Face au rapprochement de la Finlande et de la Suède avec l’OTAN, la Russie agite la menace nucléaire: « Si on nous force la main… »

Depuis que la guerre en Ukraine a éclaté, la Finlande et la Suède s’activent chacune en vue de rejoindre l’OTAN. Alors que l’on pouvait croire qu’il leur faudrait de nombreux mois avant de rentrer leur demande, les choses semblent se précipiter ces derniers jours. La Russie réagit.

Avec la guerre en Ukraine, la Finlande et la Suède sont de plus en plus enclines à se tourner vers l’OTAN. Tant leurs dirigeants que leur population semblent désireux de rejoindre l’Alliance. Un choix qui leur assurerait une protection en cas d’éventuelle velléité militaire russe.

« La Russie n’est pas le voisin que nous pensions qu’elle était », a déclaré le week-end dernier la Première ministre finlandaise, Sanne Marin. Ce mercredi, elle a fait savoir que son pays était susceptible de décider d’une candidature à l’OTAN « dans les semaines à venir ».

Si la Suède semble un peu moins pressée, sa Première ministre, Magdalena Andersson, a déclaré qu’il était « inutile de retarder la décision ».

De sources américaines, la demande de la Finlande est attendue en juin. Celle de la Suède suivrait de peu.

« La longueur des frontières de l’OTAN avec la Russie va doubler »

Forcément, ces rapprochements n’ont pas échappé à la Russie, qui partage plus de 1300 kilomètres de frontières terrestres avec la Finlande ainsi que des frontières maritimes avec la Suède. La Russie voit l’entrée potentielle de ces deux pays dans l’OTAN comme une menace pour sa sécurité nationale. Car les membres de l’Alliance – les USA en tête – pourraient y déployer des équipements militaires avancés.

« Leur adhésion à l’Alliance ferait plus que doubler la frontière terrestre de la Russie avec les membres de l’OTAN », a souligné jeudi l’ancien président russe et actuel vice-président du Conseil de sécurité Dmitri Medvedev, cité par CNBC. « Naturellement, nous devrons renforcer ces frontières, en consolidant les défenses terrestres, aériennes et navales dans la région ».

Le proche du président Vladimir Poutine n’a pas hésité à brandir la menace du nucléaire. D’après lui, si les deux pays scandinaves rejoignent l’OTAN, la Russie devra répondre. « Il ne pourrait plus être question d’un statut de zone dénucléarisée pour la Baltique : l’équilibre doit être rétabli », a-t-il indiqué.

La Russie n’a « pas pris de telles mesures, et n’a pas l’intention de le faire », a-t-il ajouté. « Mais si on nous force la main, eh bien… Notez que ce n’est pas nous qui avons proposé cela ».
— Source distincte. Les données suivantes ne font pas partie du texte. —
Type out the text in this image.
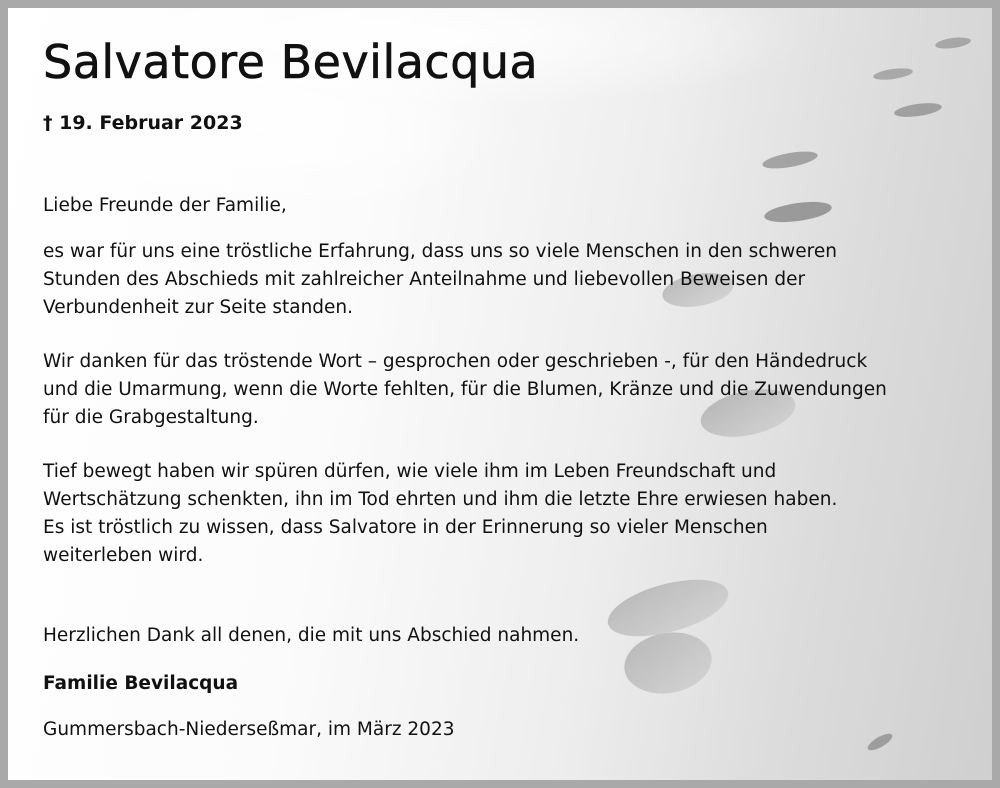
Salvatore Bevilacqua
† 19. Februar 2023

Liebe Freunde der Familie,

es war für uns eine tröstliche Erfahrung, dass uns so viele Menschen in den schweren
Stunden des Abschieds mit zahlreicher Anteilnahme und liebevollen Beweisen der
Verbundenheit zur Seite standen.

Wir danken für das tröstende Wort – gesprochen oder geschrieben -, für den Händedruck
und die Umarmung, wenn die Worte fehlten, für die Blumen, Kränze und die Zuwendungen
für die Grabgestaltung.

Tief bewegt haben wir spüren dürfen, wie viele ihm im Leben Freundschaft und
Wertschätzung schenkten, ihn im Tod ehrten und ihm die letzte Ehre erwiesen haben.
Es ist tröstlich zu wissen, dass Salvatore in der Erinnerung so vieler Menschen
weiterleben wird.

Herzlichen Dank all denen, die mit uns Abschied nahmen.

Familie Bevilacqua

Gummersbach-Niederseßmar, im März 2023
Medvedev a aussi expliqué que si la Suède et la Finlande entraient dans l’OTAN, Moscou aurait « davantage d’opposants officiellement enregistrés ». La réponse de la Russie devrait dès lors être prise « sans émotion, avec la tête froide », a-t-il ajouté.
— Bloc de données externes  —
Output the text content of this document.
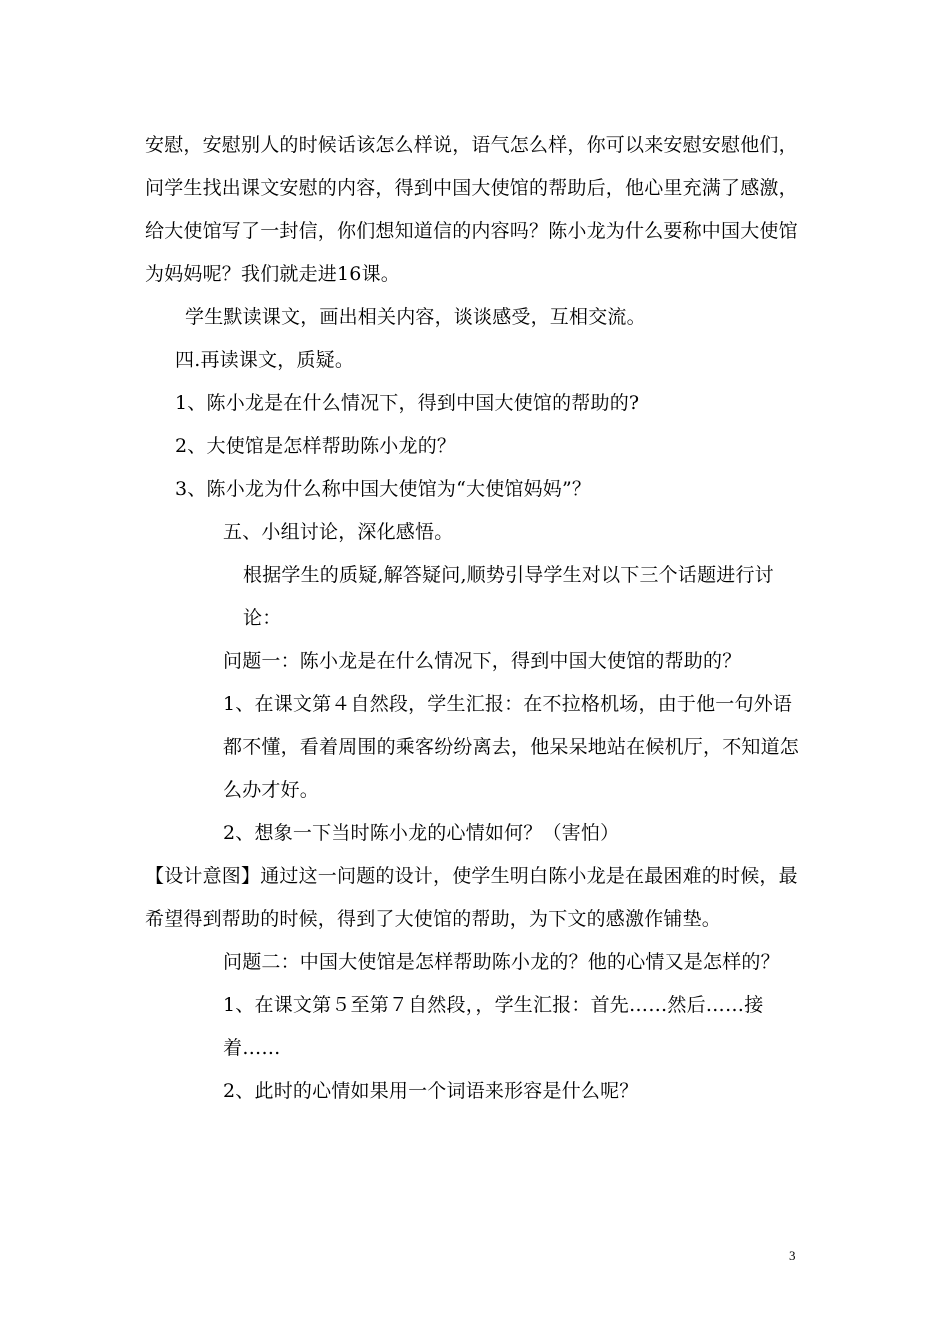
安慰，安慰别人的时候话该怎么样说，语气怎么样，你可以来安慰安慰他们，问学生找出课文安慰的内容，得到中国大使馆的帮助后，他心里充满了感激，给大使馆写了一封信，你们想知道信的内容吗？陈小龙为什么要称中国大使馆为妈妈呢？我们就走进16课。

学生默读课文，画出相关内容，谈谈感受，互相交流。

四.再读课文，质疑。

1、陈小龙是在什么情况下，得到中国大使馆的帮助的?

2、大使馆是怎样帮助陈小龙的？

3、陈小龙为什么称中国大使馆为“大使馆妈妈”？

五、小组讨论，深化感悟。

根据学生的质疑,解答疑问,顺势引导学生对以下三个话题进行讨论：

问题一：陈小龙是在什么情况下，得到中国大使馆的帮助的？

1、在课文第４自然段，学生汇报：在不拉格机场，由于他一句外语都不懂，看着周围的乘客纷纷离去，他呆呆地站在候机厅，不知道怎么办才好。

2、想象一下当时陈小龙的心情如何？（害怕）

【设计意图】通过这一问题的设计，使学生明白陈小龙是在最困难的时候，最希望得到帮助的时候，得到了大使馆的帮助，为下文的感激作铺垫。

问题二：中国大使馆是怎样帮助陈小龙的？他的心情又是怎样的？

1、在课文第５至第７自然段，，学生汇报：首先……然后……接着……

2、此时的心情如果用一个词语来形容是什么呢？

3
« Rien de nouveau », pour la Lituanie

Les déclarations de Medvedev n’ont pas manqué de faire réagir la Lituanie, qui a rejoint l’OTAN en 2004 avec ses voisines baltes, l’Estonie et la Lettonie. Son ministre de la Défense, Arvydas Anusauskas, a signalé que la Russie possédait de toute façon déjà des armes nucléaires dans la région. Il n’y a donc, selon lui, « rien de nouveau » dans ces propos.

« Les menaces actuelles de la Russie semblent bien étranges, quand on sait que, même sans la situation sécuritaire actuelle, ils gardent l’arme à 100 km de la frontière de la Lituanie », a-t-il déclaré. « Les armes nucléaires ont toujours été conservées à Kaliningrad. La communauté internationale, les pays de la région, en sont parfaitement conscients. Ils l’utilisent comme une menace », a-t-il ajouté.

Pour rappel, Kaliningrad est une enclave russe située entre la Pologne et la Lituanie, avec un accès à la mer baltique.